2. Return extracted triplet
Since one user has now extracted a triplet, one vote is counted for this triplet (one for correct, zero votes for incorrect). Therefore, the triplet is saved to the IE triplet store, until majority voting indicates that the triplet is incorrect.
3. Receive points
After the triplet is saved, the user receives points for his effort. These points are added to the total amount of points the user has collected.
4. Triplet verification
Triplet verification is conducted by either agreeing or disagreeing with a given triplet. The triplet verification task contributes to the following goals:
- Cheating detection: Since our system deals with crowdsourced users and tasks that cannot be verified automatically, it becomes difficult to detect cheating users. To overcome this issue, we implement triplet verification by using a control group approach. By allowing users to verify triplets from other users, the system can use majority voting make a distinction between correct and incorrect extracted triplets and can take action against cheating users.

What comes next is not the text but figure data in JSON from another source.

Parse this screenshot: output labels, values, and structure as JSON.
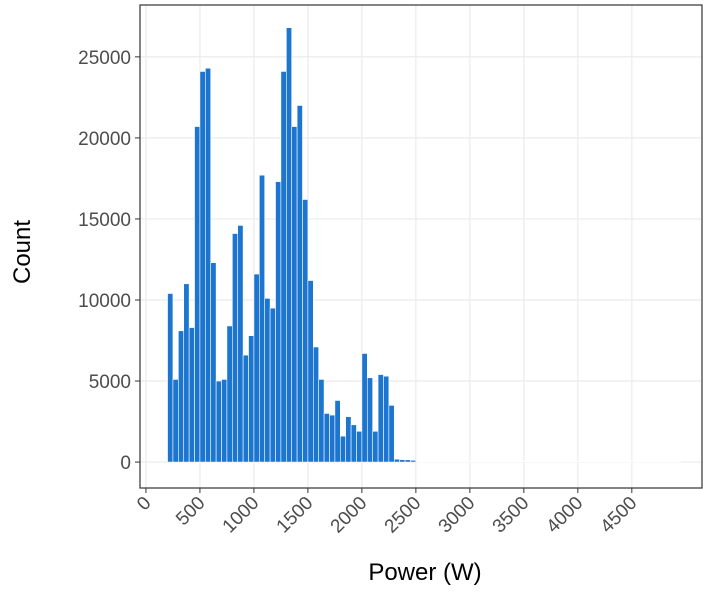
{
  "chart_data": {
    "type": "histogram",
    "x_label": "Power (W)",
    "y_label": "Count",
    "color": "#1c75cf",
    "edge_color": "#ffffff",
    "grid": true,
    "bins": [
      200,
      250,
      300,
      350,
      400,
      450,
      500,
      550,
      600,
      650,
      700,
      750,
      800,
      850,
      900,
      950,
      1000,
      1050,
      1100,
      1150,
      1200,
      1250,
      1300,
      1350,
      1400,
      1450,
      1500,
      1550,
      1600,
      1650,
      1700,
      1750,
      1800,
      1850,
      1900,
      1950,
      2000,
      2050,
      2100,
      2150,
      2200,
      2250,
      2300,
      2350,
      2400,
      2450,
      2500,
      2550,
      2600,
      2650,
      2700,
      2750,
      2800,
      2850,
      2900,
      2950,
      3000,
      3050,
      3100,
      3150,
      3200,
      3250,
      3300,
      3350,
      3400,
      3450,
      3500,
      3550,
      3600,
      3650,
      3700,
      3750,
      3800,
      3850,
      3900,
      3950,
      4000,
      4050,
      4100,
      4150,
      4200,
      4250,
      4300,
      4350,
      4400,
      4450,
      4500,
      4550,
      4600,
      4650,
      4700,
      4750,
      4800,
      4850,
      4900,
      4950
    ],
    "counts": [
      10400,
      5100,
      8100,
      11000,
      8300,
      20700,
      24100,
      24300,
      12300,
      5000,
      5100,
      8400,
      14100,
      14600,
      6600,
      7800,
      11600,
      17700,
      10100,
      9500,
      17300,
      24100,
      26800,
      20700,
      22000,
      16200,
      11200,
      7100,
      5100,
      3000,
      2900,
      3800,
      1600,
      2800,
      2300,
      1900,
      6700,
      5200,
      1900,
      5400,
      5300,
      3500,
      180,
      150,
      140,
      110,
      30,
      30,
      30,
      30,
      30,
      30,
      30,
      30,
      30,
      30,
      30,
      30,
      30,
      30,
      30,
      30,
      30,
      30,
      30,
      30,
      30,
      30,
      30,
      30,
      30,
      30,
      30,
      30,
      30,
      30,
      30,
      30,
      30,
      30,
      30,
      30,
      30,
      30,
      30,
      30,
      30,
      30,
      30,
      30,
      30,
      30,
      30,
      30,
      30
    ],
    "xlim": [
      -55,
      5150
    ],
    "xticks": [
      0,
      500,
      1000,
      1500,
      2000,
      2500,
      3000,
      3500,
      4000,
      4500
    ],
    "ylim": [
      -1600,
      28200
    ],
    "yticks": [
      0,
      5000,
      10000,
      15000,
      20000,
      25000
    ]
  }
}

- Precision: An extracted triplet is verified by multiple users. Following the idea of wisdom of crowds, triplet verification by multiple users contributes to a high precision of extracted triplets.
- Cheap task: Compared to the task of triplet verification, the task of manual triplet extraction requires more interaction with the system, and therefore it is considered an expensive task. Triplet verification shows the user already extracted triplets, to minimize the need for the expensive task of triplet extraction.
5. Crowd verification
After a user has verified a triplet, the vote is submitted to the HC datastore after which we calculate with majority voting whether the triplet is correct or incorrect.
6. Majority voting
When majority voting calculates the triplet is found incorrect, the triplet is removed from our IE datastore. When the triplet is found correct, the triplet is added to our IE datastore. In case the outcome of majority voting has not changed compared to the previous calculation, only the vote is saved.
7. Update points
When the status of the triplet has either changed from correct to incorrect or from incorrect to correct, points are withdrawn from or added to the user who initially extracted the triplet.
The relation verification UI shows the current amount of points the user has, the position of the user relative to the crowd based on points, a highlighted triplet and the sentence to give context to the provided triplet. The user has the choice to either accept or reject the presented triplet. When the user clicks on his answer of choice, feedback about given points is shown and the next triplet is loaded. In case all triplets for the given sentence are verified, the context of the game changes to the task of manual triplet extraction.
To design the triplet extraction interface, we have to decide on the balance of precision versus recall. By focusing on the precision, we concentrate on relations where there is little doubt about whether they are correct or not. We can also choose to focus on the recall of manual triplet extraction. By focusing on recall, we concentrate on as many relations as possible, attempting to extract all possible triplets for a given sentence. When focusing on recall, users need to have a degree of freedom, so that it is possible to extract as many triplets as possible. When we focus on precision, we give our users less freedom and let them play according to rules, to ensure that triplets are of high quality.
Since the uploaded text in our system does not necessarily follow a grammatical structure, we decided to focus in our triplet extraction interface on recall. This focus is expressed by giving the user freedom to apply any word from a sentence to one of the attributes of a triplet.